There were 466 households, of which 44.6% had children under the age of 18 living with them, 59.7% were married couples living together, 9.9% had a female householder with no husband present, 5.2% had a male householder with no wife present, and 25.3% were non-families. 22.3% of all households were made up of individuals, and 10.7% had someone living alone who was 65 years of age or older. The average household size was 2.85 and the average family size was 3.38.

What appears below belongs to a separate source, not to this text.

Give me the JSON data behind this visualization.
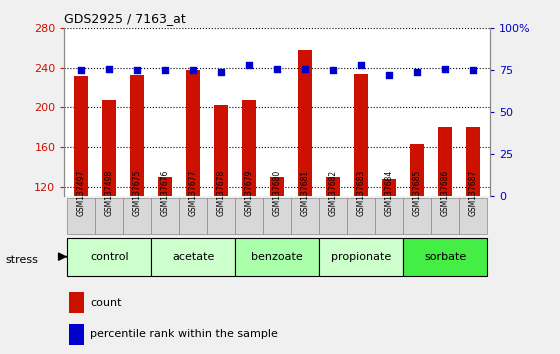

The median age in the city was 32.7 years. 34.3% of residents were under the age of 18; 7.7% were between the ages of 18 and 24; 25.9% were from 25 to 44; 21.1% were from 45 to 64; and 11.1% were 65 years of age or older. The gender makeup of the city was 50.1% male and 49.9% female.

==Education==
The community is served by Renwick USD 267 public school district.

==Transportation==
Colwich had passenger rail service until at least fall 1964 on the Missouri Pacific Railroad, sitting on the line from Wichita to Geneseo.